Red meat is actually one of the biggest contributors to my shift from unhealthy and expensive to healthy and inexpensive. No, it doesn't drive my diet — I cut out red meat almost entirely. I've found that in almost any recipe, I can replace beef or pork with well-seasoned chicken or shrimp, and I can't recommend that switch enough. After a few weeks, you start to feel lighter and less bloated!
Spaghetti and meatballs? Try spaghetti and shrimp.
Tacos? It sounds crazy, but shredded Cajun chicken is miles above ground beef.

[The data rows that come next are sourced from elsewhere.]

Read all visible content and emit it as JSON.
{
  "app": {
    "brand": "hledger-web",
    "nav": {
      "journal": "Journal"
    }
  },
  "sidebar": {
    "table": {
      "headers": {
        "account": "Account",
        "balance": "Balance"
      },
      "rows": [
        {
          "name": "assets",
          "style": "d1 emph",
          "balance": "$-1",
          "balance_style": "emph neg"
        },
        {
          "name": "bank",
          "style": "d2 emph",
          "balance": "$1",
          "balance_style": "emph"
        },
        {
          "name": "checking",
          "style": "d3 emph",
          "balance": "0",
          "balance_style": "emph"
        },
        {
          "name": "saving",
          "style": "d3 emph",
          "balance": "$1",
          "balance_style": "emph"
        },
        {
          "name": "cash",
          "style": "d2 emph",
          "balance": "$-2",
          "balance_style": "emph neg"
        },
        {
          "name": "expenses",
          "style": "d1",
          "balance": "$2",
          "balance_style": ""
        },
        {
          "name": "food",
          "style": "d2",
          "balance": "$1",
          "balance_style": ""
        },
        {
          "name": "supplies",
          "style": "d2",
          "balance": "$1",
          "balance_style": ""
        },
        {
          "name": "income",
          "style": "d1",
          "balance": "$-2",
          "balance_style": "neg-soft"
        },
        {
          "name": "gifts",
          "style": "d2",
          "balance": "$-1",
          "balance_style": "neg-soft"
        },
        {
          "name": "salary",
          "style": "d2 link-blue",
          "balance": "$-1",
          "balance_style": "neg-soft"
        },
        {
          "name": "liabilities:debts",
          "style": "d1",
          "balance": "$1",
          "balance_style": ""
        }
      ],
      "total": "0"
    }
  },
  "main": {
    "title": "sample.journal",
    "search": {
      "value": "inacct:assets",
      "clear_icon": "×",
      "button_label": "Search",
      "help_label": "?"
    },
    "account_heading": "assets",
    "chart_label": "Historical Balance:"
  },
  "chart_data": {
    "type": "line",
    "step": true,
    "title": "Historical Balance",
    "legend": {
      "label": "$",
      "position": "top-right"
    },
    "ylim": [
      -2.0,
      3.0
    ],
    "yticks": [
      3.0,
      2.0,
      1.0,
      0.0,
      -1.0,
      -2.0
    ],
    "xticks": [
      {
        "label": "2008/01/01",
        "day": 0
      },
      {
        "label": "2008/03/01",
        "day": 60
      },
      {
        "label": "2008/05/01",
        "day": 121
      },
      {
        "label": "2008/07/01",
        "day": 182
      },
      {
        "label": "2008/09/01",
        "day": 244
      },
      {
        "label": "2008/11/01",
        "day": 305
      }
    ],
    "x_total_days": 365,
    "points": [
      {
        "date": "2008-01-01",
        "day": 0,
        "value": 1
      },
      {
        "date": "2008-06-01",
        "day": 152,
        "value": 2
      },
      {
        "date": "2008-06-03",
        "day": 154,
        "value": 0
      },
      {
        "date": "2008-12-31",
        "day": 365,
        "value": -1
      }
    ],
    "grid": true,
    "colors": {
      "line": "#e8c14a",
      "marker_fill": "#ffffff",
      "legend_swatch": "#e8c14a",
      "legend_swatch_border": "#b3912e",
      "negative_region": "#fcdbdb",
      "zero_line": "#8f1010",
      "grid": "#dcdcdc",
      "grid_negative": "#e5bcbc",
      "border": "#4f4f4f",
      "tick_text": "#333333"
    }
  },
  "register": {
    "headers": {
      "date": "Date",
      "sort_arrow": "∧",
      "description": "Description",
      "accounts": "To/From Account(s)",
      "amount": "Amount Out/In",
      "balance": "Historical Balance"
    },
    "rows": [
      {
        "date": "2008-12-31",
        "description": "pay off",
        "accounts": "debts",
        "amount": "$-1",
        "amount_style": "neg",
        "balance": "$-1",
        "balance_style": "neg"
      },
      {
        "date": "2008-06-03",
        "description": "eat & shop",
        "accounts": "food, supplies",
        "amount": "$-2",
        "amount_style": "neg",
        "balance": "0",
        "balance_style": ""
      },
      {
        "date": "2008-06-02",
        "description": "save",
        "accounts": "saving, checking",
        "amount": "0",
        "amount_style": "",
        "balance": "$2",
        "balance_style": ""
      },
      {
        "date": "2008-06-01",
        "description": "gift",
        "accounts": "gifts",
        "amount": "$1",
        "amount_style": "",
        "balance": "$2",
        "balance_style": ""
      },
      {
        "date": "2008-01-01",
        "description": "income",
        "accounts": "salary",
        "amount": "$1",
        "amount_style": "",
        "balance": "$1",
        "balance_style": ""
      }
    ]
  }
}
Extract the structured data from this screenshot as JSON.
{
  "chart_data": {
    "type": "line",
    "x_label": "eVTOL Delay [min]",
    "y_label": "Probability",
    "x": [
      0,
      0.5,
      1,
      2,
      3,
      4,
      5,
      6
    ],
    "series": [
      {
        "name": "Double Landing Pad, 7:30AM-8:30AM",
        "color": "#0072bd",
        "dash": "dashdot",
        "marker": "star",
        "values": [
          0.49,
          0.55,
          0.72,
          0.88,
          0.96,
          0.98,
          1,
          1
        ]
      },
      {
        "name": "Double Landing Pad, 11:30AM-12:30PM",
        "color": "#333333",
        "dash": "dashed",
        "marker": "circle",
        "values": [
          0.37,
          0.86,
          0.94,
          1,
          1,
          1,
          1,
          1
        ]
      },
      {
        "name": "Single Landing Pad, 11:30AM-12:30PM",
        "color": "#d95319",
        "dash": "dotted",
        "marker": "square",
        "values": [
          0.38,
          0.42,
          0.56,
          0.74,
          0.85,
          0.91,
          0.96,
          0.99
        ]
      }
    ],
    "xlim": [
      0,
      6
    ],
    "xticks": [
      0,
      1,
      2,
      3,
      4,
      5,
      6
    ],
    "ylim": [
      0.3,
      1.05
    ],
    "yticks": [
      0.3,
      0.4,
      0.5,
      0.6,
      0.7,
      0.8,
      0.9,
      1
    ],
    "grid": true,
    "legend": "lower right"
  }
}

My last major swap has been trading sugary drinks for different flavors of tea. When I lived in the dorms, I'd always have at least two different kinds of fruit juice and either chocolate milk or iced cold brew in my fridge. Now, I drink fruit-infused black teas when I'm craving a fresh taste or chai when I want a powerful flavor. I've even started making homemade sugar-free lattes as a comfort drink — the ability to make a latte on a stove might well be the greatest thing about living and cooking off-campus.
Moving off-campus and relying on my own cooking skills has taught me so many ways to improve my nutrition and save money. Week after week, I find a better technique, a better ingredient, or a better price that keeps me moving forward. And as I move forward, my budgets managing to keep up!